I just Netflix-ed Clash of the Titans. The new one. This one:
On the cover there, our hero is holding up Medusa's head. You can't tell what her face looks like (the snakes obscure it). Which is good since she's dead. Also good because she's a Gorgon. And scary looking.
Or at least she should be.
In the original Clash of the Titans she was appropriately terrifying. Or that's how I remember her.
In this new version she looks like a beautiful woman until she switches on her turn-you-to-stone powers. And that's a brief on-off switch.
Which means we are watching a group of men pursue a beautiful woman with the intent to decapitate her.
Add in the fact that we're told she was a rape victim just before this, and instead of Medusa being a terrifying force to be reckoned with, we now are watching a beautiful woman who has already been victimized once by a man, get attacked by a gang of men, and murdered.
What were they thinking??
Okay, yes, she does take, what, three men with her? But it's self-defense.
And that reminds me. The men were willing to befriend that weird tree-desert creature - a male creature - but they couldn't try asking Medusa to cooperate? I know that's not really how the myth goes but, hey, practically nothing about this movie goes according to myth so I don't see a problem with that type of re-write.
Lisa and I went to see this on Sunday afternoon at RT. I was thinking the SAME THING when I saw it. Kinda an odd feeling, empathizing with Medusa.
ReplyDeleteYes! I'm glad it wasn't just me. :)

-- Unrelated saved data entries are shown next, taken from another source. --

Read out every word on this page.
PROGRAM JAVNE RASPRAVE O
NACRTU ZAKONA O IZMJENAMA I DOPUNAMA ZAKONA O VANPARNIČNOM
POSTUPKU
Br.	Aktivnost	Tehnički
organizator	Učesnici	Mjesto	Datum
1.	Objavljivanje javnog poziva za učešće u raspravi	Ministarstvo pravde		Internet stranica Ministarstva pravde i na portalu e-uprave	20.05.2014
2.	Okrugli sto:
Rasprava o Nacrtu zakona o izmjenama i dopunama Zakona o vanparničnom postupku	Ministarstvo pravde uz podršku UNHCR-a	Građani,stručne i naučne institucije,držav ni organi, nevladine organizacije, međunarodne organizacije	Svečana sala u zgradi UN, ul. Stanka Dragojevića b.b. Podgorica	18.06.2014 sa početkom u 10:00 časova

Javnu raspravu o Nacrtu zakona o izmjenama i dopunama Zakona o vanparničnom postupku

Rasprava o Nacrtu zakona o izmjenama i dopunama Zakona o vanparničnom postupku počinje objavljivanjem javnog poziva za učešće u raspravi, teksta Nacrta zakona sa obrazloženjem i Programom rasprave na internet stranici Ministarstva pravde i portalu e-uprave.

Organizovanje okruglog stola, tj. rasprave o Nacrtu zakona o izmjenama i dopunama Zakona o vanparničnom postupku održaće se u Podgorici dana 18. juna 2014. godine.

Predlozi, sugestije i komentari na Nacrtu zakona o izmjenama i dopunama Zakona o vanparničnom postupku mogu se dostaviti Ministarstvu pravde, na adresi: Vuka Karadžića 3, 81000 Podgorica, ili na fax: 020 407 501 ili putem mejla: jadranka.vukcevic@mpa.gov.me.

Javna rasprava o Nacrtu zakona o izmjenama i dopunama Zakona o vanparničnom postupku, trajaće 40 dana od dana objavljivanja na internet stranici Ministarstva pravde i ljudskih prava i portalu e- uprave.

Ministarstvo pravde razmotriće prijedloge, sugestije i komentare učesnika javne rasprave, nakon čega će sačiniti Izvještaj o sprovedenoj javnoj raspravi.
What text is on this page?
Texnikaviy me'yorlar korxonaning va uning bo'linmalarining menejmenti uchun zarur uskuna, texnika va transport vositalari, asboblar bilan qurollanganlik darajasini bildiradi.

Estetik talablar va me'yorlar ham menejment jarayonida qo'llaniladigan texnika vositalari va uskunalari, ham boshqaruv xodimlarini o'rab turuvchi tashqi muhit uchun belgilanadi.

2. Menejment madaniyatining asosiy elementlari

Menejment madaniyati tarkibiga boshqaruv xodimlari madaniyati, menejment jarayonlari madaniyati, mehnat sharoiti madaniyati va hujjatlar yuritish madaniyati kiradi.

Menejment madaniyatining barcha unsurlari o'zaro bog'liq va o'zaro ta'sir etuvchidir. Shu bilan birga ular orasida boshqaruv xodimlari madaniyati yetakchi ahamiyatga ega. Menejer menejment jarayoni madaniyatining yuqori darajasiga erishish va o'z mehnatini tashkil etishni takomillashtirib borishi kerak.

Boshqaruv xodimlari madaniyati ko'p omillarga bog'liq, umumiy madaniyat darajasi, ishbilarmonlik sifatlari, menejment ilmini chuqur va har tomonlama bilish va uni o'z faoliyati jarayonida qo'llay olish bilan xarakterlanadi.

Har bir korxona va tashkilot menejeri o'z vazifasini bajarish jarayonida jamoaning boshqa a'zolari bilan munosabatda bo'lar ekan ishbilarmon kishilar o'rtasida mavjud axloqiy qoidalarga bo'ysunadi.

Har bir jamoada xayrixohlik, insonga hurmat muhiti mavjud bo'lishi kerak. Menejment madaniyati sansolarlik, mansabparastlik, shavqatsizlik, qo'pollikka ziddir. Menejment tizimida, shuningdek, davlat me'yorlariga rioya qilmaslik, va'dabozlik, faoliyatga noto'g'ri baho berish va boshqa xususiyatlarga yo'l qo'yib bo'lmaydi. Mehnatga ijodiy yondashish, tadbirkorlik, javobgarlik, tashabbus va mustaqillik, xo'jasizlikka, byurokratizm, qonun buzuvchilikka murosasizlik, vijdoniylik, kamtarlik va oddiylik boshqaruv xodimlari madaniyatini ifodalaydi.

ReplyDeleteI was just googling "Clash of the Titans: Misogyny" to see if anybody else was ranting about this. My wife and I watched this movie a few days ago, and all I could do was rant at it. I mean, seriously, WTF? One minute, we're hearing about how this version of Medusa is somewhat different from the original conception - rather than simply being an ancient monster and one of three sisters, or even Ovid's willing partner of Posiden, we get a clear-cut victim who was raped by one god ("on the cold floor," no less. Let's not spare those details!) and spurned by another. The next minute, she's a "bitch," and needs to have her head cut off? SERIOUSLY!?!? Then we get zeus, who (again with the rape? really?) tricks the hero's mom into having sex with him (to get even with her husband, of course. Grrr.), as a result of which, her husband kills her (for having sex with, for all she knew, him! GRRR!) and zeus does nothing. The director doesn't make this a a tragic death - we, as viewers, barely know this woman and don't seem to be expected to care. When her husband is later killed, he says "Don't be like them!" Now, he means the Gods, (I guess), but what he doesn't seem to get is that HE already continued the god's cycle of injustice by killing his wife, and Perseus just did the same thing by killing medusa! What little we know about zeus makes his little heart-to-heart with perseus sickening, by the time we get to it, and then he gives his "son" back his agelessly sexy piece of ass back - not because he gives a damn about HER, mind, but because his boy needs an agelessly sexy piece. Family? Still dead. Mommy? still dead. ...oh, and Hades is Mortals' own fault. (Even though Posiden and I go about raping folks with impunity and Hades feeds on hatred and fear of the Gods.) All told, a pretty frustrating film.